In the age of digital disruption, CVS Health is betting on old school brick-and-mortar.
The US drugstore chain operator is cementing its position on the ground by spending $69 billion to buy Aetna, one of the biggest health insurers in the country. The deal comes as the healthcare landscape is shifting. US health insurance policy is caught in the gears of Washington politics, and the threat of competition from the e-commerce giant Amazon is looming, following its acquisition of Whole Foods.
While CVS can’t compete with Amazon on the internet, it owns nearly 10,000 drugstores across America. Those stores put it within a 5-mile proximity of 227 million people in the US—71% of the country’s population. In a rough comparison, only 34% of US households are within 5 miles of a Amazon-owned Whole Foods stores.

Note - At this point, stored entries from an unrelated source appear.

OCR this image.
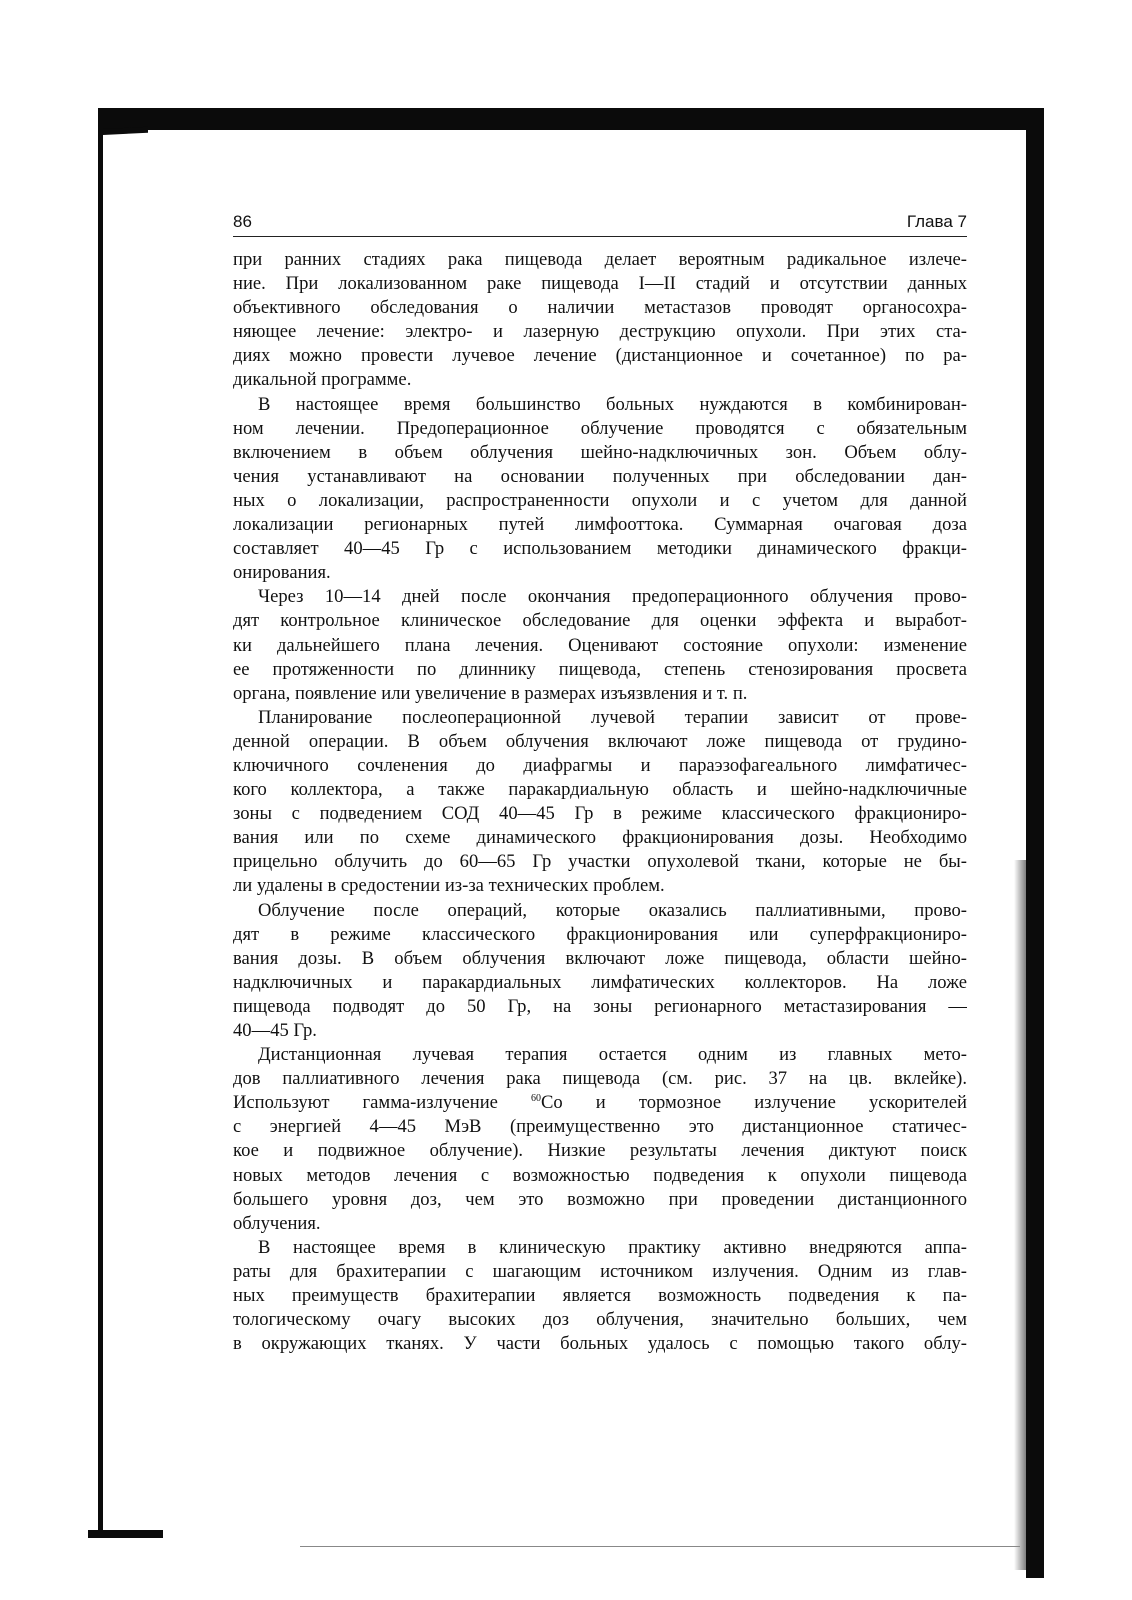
86	Глава 7

при ранних стадиях рака пищевода делает вероятным радикальное излече-
ние. При локализованном раке пищевода I—II стадий и отсутствии данных
объективного обследования о наличии метастазов проводят органосохра-
няющее лечение: электро- и лазерную деструкцию опухоли. При этих ста-
диях можно провести лучевое лечение (дистанционное и сочетанное) по ра-
дикальной программе.

В настоящее время большинство больных нуждаются в комбинирован-
ном лечении. Предоперационное облучение проводятся с обязательным
включением в объем облучения шейно-надключичных зон. Объем облу-
чения устанавливают на основании полученных при обследовании дан-
ных о локализации, распространенности опухоли и с учетом для данной
локализации регионарных путей лимфооттока. Суммарная очаговая доза
составляет 40—45 Гр с использованием методики динамического фракци-
онирования.

Через 10—14 дней после окончания предоперационного облучения прово-
дят контрольное клиническое обследование для оценки эффекта и выработ-
ки дальнейшего плана лечения. Оценивают состояние опухоли: изменение
ее протяженности по длиннику пищевода, степень стенозирования просвета
органа, появление или увеличение в размерах изъязвления и т. п.

Планирование послеоперационной лучевой терапии зависит от прове-
денной операции. В объем облучения включают ложе пищевода от грудино-
ключичного сочленения до диафрагмы и параэзофагеального лимфатичес-
кого коллектора, а также паракардиальную область и шейно-надключичные
зоны с подведением СОД 40—45 Гр в режиме классического фракциониро-
вания или по схеме динамического фракционирования дозы. Необходимо
прицельно облучить до 60—65 Гр участки опухолевой ткани, которые не бы-
ли удалены в средостении из-за технических проблем.

Облучение после операций, которые оказались паллиативными, прово-
дят в режиме классического фракционирования или суперфракциониро-
вания дозы. В объем облучения включают ложе пищевода, области шейно-
надключичных и паракардиальных лимфатических коллекторов. На ложе
пищевода подводят до 50 Гр, на зоны регионарного метастазирования —
40—45 Гр.

Дистанционная лучевая терапия остается одним из главных мето-
дов паллиативного лечения рака пищевода (см. рис. 37 на цв. вклейке).
Используют гамма-излучение $^{60}$Со и тормозное излучение ускорителей
с энергией 4—45 МэВ (преимущественно это дистанционное статичес-
кое и подвижное облучение). Низкие результаты лечения диктуют поиск
новых методов лечения с возможностью подведения к опухоли пищевода
большего уровня доз, чем это возможно при проведении дистанционного
облучения.

В настоящее время в клиническую практику активно внедряются аппа-
раты для брахитерапии с шагающим источником излучения. Одним из глав-
ных преимуществ брахитерапии является возможность подведения к па-
тологическому очагу высоких доз облучения, значительно больших, чем
в окружающих тканях. У части больных удалось с помощью такого облу-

Here’s a state-by-state look:
To figure out the potential impact of the deal, Quartz used the locations of CVS pharmacy stores, along with population data from the US Census’s 2015 American Community Survey, to calculate the number of people in proximity to the 9,680 CVS stores.
The CVS/Aetna deal has the potential to change the way managed care works: CVS may be able to offer primary care services directly from its drugstores and clinics, dispense prescriptions, and handle reimbursements from its own insurance provider. The company is creating something it—and others well-versed in management jargon—call “synergies.” For consumers, that could translate to a one-stop health care shop. Assuming all goes as planned, that synergy will be as close as your local CVS.